Een statisch IP-adres met DHCPCD toewijzen aan de Raspberry Pi
Raspbian Jessie of Jessie Lite – de op dit moment actuele Raspbian besturingssystemen – beschikken over een DHCP client daemon (DHCPCD) die met DHCP-servers van routers kan communiceren. Via de configuratiebestanden van de DHCP client daemon kunnen privé IP-adressen van een computer worden gewijzigd en langdurig worden vastgelegd. Hieronder laten wij zien hoe je een statisch IPv4-adres met 32 bits (niet te verwarren met een IPv6-adres dat over 128 bits beschikt) aan de Raspberry Pi toewijst.
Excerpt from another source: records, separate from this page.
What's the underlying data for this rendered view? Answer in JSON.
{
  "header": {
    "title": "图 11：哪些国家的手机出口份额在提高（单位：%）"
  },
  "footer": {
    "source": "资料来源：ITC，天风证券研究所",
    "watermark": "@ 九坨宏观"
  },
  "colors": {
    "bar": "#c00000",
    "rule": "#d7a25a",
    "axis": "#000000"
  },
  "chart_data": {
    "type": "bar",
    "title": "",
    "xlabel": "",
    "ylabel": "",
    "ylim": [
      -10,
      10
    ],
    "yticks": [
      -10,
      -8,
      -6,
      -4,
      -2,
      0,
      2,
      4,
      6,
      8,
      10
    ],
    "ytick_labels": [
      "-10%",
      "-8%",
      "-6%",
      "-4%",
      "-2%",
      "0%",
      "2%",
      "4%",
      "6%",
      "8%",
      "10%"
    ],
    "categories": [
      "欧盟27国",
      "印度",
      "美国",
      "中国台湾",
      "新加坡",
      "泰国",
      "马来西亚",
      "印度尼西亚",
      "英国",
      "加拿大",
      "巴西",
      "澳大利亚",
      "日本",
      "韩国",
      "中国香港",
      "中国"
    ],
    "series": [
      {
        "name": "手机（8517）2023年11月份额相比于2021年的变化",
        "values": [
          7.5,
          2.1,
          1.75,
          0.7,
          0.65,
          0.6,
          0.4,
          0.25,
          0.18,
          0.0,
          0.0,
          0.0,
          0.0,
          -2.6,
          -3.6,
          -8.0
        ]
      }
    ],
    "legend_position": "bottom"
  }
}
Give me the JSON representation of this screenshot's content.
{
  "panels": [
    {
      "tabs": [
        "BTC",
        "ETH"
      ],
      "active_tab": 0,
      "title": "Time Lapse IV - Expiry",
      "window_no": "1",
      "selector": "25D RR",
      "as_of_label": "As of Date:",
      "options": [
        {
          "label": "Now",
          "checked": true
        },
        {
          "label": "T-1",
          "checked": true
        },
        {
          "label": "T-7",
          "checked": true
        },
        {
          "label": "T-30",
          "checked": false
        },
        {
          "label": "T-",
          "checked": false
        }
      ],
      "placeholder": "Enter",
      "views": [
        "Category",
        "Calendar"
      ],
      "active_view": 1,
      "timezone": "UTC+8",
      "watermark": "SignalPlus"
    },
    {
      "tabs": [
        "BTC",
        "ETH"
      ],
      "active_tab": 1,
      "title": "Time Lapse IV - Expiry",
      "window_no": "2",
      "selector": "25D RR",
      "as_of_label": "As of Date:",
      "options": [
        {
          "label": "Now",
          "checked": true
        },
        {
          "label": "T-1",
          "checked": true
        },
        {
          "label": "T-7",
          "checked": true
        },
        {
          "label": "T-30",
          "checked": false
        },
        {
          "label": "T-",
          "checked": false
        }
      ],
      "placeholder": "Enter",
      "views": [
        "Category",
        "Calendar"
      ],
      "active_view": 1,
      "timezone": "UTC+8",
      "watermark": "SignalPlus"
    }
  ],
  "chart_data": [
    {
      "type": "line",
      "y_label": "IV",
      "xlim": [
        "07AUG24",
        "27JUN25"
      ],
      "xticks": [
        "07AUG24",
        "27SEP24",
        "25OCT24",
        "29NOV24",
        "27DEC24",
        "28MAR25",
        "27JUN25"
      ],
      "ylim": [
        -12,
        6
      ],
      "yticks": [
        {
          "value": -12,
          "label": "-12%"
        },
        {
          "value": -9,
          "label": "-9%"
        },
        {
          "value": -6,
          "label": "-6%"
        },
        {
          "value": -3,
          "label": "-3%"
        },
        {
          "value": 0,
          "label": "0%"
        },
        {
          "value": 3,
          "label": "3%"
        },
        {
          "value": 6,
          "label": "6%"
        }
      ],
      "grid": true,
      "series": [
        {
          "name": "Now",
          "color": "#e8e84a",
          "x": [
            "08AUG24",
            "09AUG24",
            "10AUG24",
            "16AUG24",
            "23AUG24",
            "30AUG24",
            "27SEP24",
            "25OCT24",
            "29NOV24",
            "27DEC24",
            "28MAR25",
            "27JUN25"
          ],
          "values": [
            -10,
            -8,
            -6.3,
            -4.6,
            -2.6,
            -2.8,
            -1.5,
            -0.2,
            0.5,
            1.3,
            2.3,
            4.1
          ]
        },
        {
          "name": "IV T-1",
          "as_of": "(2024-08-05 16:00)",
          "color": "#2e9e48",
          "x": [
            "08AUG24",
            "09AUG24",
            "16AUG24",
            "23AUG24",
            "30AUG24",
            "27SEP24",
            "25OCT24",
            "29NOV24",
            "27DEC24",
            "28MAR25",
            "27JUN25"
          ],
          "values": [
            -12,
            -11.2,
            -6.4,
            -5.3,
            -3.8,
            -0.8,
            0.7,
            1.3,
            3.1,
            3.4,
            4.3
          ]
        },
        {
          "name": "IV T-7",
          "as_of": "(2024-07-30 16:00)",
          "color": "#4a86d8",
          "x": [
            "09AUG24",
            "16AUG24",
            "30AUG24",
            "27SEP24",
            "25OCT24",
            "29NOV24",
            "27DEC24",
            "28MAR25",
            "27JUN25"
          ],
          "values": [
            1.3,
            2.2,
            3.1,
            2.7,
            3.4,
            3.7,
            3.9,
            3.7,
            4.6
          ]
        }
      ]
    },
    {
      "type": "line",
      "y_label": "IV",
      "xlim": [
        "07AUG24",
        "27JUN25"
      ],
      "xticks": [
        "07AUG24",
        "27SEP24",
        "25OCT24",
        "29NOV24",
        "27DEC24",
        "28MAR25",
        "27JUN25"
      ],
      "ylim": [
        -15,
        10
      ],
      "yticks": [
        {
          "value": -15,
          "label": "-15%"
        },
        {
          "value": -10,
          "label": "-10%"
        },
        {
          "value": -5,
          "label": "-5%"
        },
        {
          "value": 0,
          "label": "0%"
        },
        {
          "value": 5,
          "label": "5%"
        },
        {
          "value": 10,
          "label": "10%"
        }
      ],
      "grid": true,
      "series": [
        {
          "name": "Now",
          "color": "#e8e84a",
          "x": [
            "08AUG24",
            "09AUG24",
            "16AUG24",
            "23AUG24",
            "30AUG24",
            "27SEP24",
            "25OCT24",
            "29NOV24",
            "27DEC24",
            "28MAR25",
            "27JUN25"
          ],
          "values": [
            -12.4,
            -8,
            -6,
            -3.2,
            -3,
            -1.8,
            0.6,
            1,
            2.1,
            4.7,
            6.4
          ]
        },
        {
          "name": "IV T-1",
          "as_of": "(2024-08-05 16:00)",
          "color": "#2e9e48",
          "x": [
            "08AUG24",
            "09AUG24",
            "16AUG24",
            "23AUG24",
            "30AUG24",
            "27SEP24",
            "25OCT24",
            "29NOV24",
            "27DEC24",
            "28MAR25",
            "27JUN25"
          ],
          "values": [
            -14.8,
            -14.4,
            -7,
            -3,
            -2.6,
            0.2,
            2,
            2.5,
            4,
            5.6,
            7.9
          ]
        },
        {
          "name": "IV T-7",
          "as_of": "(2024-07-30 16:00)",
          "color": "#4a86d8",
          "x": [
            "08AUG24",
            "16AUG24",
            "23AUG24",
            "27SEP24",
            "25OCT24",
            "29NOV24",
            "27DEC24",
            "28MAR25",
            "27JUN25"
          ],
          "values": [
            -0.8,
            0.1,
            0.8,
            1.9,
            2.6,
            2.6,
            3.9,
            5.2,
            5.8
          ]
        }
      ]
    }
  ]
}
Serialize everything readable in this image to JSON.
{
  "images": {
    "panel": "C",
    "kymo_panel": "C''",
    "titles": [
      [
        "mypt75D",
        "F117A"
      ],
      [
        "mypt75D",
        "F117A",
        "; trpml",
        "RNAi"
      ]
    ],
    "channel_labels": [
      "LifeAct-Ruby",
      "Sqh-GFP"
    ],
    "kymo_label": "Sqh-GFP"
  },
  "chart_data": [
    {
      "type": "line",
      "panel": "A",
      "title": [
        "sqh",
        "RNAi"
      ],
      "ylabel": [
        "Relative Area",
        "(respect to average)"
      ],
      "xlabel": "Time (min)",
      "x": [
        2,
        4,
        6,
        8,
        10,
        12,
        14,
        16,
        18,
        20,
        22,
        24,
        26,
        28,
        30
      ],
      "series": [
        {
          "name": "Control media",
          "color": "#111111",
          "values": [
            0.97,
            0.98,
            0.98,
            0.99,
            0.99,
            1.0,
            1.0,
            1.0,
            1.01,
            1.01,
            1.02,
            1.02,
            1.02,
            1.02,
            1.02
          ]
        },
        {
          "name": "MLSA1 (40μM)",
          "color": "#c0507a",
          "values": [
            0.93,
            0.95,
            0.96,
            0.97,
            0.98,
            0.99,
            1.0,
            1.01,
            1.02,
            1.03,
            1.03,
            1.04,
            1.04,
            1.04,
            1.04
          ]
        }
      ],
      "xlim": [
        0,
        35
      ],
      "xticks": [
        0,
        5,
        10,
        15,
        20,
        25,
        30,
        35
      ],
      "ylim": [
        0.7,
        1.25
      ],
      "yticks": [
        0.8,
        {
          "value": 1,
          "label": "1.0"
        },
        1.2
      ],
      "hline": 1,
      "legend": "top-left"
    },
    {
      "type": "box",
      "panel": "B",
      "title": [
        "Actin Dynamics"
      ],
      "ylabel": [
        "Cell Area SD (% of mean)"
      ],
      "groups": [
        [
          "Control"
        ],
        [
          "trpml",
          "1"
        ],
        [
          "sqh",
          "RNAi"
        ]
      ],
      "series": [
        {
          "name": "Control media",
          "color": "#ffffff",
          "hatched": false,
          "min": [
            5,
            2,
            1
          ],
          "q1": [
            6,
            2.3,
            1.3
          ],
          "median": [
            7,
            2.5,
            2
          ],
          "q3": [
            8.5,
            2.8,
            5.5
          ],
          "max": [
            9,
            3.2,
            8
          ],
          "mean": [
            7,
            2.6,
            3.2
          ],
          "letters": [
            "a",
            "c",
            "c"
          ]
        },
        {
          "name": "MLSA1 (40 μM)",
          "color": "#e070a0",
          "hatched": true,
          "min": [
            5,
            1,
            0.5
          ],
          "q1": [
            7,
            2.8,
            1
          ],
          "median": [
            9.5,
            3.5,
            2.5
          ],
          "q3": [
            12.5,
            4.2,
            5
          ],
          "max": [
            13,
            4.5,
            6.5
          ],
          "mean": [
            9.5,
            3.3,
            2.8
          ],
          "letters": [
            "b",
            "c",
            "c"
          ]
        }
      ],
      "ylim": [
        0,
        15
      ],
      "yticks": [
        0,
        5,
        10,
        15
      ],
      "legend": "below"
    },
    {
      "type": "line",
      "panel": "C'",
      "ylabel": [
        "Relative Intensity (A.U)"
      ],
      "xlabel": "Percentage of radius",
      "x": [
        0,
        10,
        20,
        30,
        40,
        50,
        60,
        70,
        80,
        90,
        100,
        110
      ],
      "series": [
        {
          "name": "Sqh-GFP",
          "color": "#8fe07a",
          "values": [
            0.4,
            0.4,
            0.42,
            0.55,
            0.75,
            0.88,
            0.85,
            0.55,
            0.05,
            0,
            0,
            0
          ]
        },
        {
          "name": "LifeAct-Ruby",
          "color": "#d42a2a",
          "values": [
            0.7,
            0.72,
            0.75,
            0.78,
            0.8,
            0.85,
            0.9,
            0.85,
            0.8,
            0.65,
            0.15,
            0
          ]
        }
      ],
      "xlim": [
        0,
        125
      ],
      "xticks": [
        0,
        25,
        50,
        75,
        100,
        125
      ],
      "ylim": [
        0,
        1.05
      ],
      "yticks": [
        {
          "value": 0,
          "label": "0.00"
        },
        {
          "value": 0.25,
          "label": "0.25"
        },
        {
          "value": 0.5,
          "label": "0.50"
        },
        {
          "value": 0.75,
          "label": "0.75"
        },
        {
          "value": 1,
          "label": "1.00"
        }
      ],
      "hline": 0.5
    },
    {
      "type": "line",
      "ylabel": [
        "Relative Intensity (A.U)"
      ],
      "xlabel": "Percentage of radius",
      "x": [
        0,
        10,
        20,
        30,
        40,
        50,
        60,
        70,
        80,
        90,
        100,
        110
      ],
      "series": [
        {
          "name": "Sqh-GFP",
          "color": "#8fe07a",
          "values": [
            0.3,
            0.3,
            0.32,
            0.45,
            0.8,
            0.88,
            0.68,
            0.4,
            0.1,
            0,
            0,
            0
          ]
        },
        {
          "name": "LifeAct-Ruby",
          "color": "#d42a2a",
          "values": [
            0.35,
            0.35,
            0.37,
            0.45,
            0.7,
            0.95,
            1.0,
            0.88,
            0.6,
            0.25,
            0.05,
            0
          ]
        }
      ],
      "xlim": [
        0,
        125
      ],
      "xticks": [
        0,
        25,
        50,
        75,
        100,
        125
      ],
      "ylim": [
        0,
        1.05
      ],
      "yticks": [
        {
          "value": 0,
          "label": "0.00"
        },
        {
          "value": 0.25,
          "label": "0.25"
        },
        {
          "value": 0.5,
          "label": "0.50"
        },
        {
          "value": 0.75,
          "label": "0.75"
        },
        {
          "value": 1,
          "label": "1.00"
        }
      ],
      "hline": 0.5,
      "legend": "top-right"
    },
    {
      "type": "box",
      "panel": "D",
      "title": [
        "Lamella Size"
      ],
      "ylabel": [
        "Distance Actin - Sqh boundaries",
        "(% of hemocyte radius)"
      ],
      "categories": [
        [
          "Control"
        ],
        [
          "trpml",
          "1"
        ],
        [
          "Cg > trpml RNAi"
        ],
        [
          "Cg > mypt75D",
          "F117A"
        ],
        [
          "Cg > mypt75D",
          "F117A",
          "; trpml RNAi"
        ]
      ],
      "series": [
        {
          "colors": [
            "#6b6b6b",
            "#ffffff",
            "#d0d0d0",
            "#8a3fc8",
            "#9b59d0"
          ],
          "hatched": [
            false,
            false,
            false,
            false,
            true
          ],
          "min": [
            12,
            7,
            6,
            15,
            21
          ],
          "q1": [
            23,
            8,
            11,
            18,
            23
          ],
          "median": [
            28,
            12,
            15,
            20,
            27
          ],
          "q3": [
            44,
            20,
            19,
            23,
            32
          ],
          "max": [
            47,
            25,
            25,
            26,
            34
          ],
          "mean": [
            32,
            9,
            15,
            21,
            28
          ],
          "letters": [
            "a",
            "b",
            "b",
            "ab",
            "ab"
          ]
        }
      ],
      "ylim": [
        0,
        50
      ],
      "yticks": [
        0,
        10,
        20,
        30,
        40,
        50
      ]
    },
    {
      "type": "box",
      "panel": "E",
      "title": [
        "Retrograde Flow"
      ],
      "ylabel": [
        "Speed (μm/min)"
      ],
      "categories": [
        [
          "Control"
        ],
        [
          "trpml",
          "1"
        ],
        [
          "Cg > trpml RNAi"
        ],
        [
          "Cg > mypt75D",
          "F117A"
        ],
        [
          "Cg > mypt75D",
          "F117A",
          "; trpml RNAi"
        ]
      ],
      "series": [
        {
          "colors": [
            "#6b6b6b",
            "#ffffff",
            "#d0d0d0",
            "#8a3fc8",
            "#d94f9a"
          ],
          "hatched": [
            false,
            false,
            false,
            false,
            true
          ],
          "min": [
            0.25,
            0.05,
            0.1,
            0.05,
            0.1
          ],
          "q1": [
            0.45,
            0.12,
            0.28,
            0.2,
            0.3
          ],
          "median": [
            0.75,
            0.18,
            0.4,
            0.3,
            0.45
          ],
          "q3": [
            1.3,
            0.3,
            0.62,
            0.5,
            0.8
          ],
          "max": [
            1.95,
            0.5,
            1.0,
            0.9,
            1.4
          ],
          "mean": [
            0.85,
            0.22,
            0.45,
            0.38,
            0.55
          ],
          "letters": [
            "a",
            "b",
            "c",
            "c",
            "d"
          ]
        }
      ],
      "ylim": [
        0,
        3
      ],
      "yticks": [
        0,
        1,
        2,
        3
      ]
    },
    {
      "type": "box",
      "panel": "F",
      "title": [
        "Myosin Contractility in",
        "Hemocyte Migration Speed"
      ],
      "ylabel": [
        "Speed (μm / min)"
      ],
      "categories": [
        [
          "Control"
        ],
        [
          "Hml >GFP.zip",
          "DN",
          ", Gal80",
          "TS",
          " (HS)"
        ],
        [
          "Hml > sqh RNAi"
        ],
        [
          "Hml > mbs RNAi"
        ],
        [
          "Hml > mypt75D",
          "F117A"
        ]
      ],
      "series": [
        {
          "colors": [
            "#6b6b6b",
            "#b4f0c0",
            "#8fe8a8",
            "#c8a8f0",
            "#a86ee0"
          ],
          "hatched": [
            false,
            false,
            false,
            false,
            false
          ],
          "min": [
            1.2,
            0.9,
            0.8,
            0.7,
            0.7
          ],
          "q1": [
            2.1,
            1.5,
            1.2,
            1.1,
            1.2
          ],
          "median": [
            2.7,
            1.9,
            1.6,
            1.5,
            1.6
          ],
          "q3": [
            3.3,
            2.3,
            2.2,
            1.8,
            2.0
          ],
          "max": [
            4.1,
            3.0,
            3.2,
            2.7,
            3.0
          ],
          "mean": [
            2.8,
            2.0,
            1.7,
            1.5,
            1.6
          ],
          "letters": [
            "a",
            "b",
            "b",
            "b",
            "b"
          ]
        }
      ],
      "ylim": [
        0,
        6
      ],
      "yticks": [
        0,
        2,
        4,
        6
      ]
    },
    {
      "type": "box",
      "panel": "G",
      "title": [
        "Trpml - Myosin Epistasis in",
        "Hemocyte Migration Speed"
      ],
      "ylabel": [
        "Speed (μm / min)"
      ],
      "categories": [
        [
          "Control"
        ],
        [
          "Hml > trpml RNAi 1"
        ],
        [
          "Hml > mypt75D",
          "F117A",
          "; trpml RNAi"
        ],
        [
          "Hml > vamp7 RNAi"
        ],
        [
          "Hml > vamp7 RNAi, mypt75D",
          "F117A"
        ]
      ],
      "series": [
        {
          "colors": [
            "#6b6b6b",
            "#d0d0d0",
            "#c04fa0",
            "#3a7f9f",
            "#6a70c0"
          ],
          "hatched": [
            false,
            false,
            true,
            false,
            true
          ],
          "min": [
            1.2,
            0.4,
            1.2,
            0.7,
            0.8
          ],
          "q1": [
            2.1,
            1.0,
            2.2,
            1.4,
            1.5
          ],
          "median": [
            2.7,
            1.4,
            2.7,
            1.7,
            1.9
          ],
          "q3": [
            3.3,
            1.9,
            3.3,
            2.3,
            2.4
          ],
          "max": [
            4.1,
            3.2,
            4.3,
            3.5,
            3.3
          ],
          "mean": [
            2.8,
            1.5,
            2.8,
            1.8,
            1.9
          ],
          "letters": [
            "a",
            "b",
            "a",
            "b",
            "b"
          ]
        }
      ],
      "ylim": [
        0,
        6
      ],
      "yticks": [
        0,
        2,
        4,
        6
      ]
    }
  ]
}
Voor je met het toewijzen van een statisch privé IP-adres voor de Raspberry Pi begint, controleer je eerst of DHCPCD al is geactiveerd met het volgende commando:
sudo service dhcpcd status
Wanneer dit niet het geval is, activeer je DHCPC als volgt:
sudo service dhcpcd start
sudo systemctl enable dhcpcd
Nu controleer je of de configuratie van de bestanden /etc/network/interfaces de oorspronkelijke status heeft. Hiervoor moet de ‘’iface’’ configuratie bij de interfaces zijn ingesteld op "manual".
Je begint met het bewerken van het geactiveerde DHCPCD door de configuratiebestanden /etc/dhcpcd.conf te openen en het volgende commando uit te voeren:
sudo nano /etc/dhcpcd.conf
Nu ga je de configuratie van het vaste IP-adres uitvoeren. Als je Raspberry Pi met internet is verbonden via ethernet/netwerkkabel geef je het commando ‘’interface eth0’’, is hij verbonden via wifi, dan gebruik je het commando ‘’interface wlan0’’.
Voor het toewijzen van een IP-adres aan de Raspberry Pi gebruik je vervolgens het commando “static ip_address=’’, gevolgd door het gewenste IPv4-adres en de toevoeging “/24” (een afkorting van het subnetmask 255.255.255.0). Wanneer je de computer bijvoorbeeld wil verbinden met het IPv4-adres 192.168.0.4 moet het commando ‘’static ip_address=192.168.0.4/24’’ zijn. Daarbij mag het gebruikte adres natuurlijk niet ergens anders al in gebruik zijn en mag het zich niet in de adrespool van een DHCP-server bevinden.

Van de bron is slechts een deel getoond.